Saya membaca berita dari sebuah media massa online bahwa Konggres Filipina (semacam DPR-nya Filipina) belum lama ini mengesahkan Undang-Undang yang mengharuskan setiap siswa sekolah dari tingkat SD hingga SMA untuk menanam minimal 10 pohon sebagai syarat kelulusan.
Jauh sebelumnya, saya pernah mendengar ada beberapa negara yang menjadikan uji Karawitan sebagai syarat kenaikan kelas dan kelulusan sekolah.
Atas berita-berita itu, saya geleng-geleng kepala. Terus terang saya merasa cemburu, kenapa kebijakan seperti itu tidak bisa (atau tidak akan) diberlakukan di Negara saya.
Agak pesimis juga hal itu terjadi di lingkungan tempat tinggal saya melihat kecenderungan dan gerak orientasi dunia pendidikan yang sedang diterapkan sekarang.
Menanam pohon dan bermain Karawitan seolah-olah bukan bagian -atau setidaknya- mengandung nilai pendidikan yang penting bagi generasi penerus bangsa, yakni anak-anak sekolah itu.
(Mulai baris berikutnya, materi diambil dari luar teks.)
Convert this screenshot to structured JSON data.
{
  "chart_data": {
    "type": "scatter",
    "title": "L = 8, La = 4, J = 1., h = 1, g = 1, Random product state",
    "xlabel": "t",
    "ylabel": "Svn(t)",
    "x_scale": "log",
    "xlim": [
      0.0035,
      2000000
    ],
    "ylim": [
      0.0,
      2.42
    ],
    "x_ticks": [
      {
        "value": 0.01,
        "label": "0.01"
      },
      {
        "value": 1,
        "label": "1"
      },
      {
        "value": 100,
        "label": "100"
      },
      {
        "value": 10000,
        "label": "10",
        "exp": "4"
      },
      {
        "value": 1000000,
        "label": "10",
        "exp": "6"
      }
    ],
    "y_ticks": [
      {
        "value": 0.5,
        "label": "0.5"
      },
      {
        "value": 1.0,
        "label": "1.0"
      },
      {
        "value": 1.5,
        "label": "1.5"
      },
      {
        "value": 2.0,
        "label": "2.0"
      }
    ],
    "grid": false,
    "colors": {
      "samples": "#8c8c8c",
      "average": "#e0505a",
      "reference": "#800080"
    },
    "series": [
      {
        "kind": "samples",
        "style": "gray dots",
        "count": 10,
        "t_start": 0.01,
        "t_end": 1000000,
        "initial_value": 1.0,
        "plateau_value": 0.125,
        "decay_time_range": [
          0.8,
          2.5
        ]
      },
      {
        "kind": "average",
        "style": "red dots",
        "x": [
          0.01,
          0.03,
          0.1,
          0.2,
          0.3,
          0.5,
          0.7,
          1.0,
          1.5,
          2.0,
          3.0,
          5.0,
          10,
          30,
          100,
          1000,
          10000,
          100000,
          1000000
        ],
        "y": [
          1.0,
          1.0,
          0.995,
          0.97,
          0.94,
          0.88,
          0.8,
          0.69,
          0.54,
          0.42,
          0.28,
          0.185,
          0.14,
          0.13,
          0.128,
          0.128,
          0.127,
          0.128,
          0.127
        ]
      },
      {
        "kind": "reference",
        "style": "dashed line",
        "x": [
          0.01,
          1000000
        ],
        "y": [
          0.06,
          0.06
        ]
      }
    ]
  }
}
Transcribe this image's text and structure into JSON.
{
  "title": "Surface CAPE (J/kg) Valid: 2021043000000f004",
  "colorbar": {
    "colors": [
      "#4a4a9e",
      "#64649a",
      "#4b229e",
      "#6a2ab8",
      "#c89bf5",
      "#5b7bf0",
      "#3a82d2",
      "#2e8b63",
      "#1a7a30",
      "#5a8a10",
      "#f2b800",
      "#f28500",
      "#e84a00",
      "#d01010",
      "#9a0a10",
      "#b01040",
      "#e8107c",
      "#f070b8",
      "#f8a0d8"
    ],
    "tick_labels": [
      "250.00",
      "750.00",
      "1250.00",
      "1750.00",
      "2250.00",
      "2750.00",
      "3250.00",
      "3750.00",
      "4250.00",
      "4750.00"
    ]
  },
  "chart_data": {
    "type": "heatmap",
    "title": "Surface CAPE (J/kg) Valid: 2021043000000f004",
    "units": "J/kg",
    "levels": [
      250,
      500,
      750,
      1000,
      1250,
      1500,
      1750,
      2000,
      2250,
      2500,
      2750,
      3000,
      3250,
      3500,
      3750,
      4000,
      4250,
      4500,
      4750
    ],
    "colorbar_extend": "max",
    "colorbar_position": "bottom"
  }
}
Anak-anak sekolah disini sedang dipacu, diajari, dan diyakin-yakinkan untuk menjadi unggul dengan meraih prestasi, itupun kadang-kadang sebatas prestasi akademik.
Ada kecenderungan kuat, anak-anak pelajar kita sedang dilatih untuk saling mengungguli satu sama lain dan belajar bagaimana cara memanen/meraih sebanyak-banyaknya dari setiap kesempatan dan peluang disekitarnya. Produktivitas dalam pencapaian prestasi diri adalah arus utama yang selalu digelorakan terhadap para murid di sekolah.
Dunia sedang memasuki abad industrialisasi yang teramat cepat percepatan dan mengandung kompleksitasnya yang rumit. Generasi penerus harus diajari bagaimana cara bersaing dan saling mengungguli sejak dini agar tidak kelabakan ditikungan jaman esok.
Saya belum memiliki cukup informasi apakah pemerintah Filipina tidak melihat ini sebagai aim goal
Dalam proses pendidikan bagi generasi muda bangsa mereka. Ketika Konggres bangsa Filipina mengesahkan undang-undang tentang kewajiban menanam pohon sebagai syarat lulus sekolah, saya melihat, mereka sedang ingin mengajari para siswa sekolah untuk belajar peduli dan mengalami proses empirisme substansial. Kalau kita menanam pohon hari ini, kita langsung akan menyadari dan mengerti bahwa kita tidak akan bisa cepat memanem hasilnya.
Ada juga kemungkinan lain, yakni tidak setiap yang kita tanam, kita akan nikmati hasilnya. Tanaman kita hari ini adalah tabungan untuk anak-anak dan generasi kita pada masa mendatang. Konggres Filipina, dengan itu sedang mengajari para pelajar Filipina agar belajar bagaimana mengenal kelangsungan hidup masa depannya.
Saya tidak sedang kecewa dan mencibir bangsaku. Justru saya menuliskan ini karena saya teramat mencintai bangsa dan negaraku, saya mencintai dengan sedalam-dalamnya cinta dan berharap agar bangsaku akan hidup 1000 tahun lagi, sebagaimana puisi Chairil Anwar itu.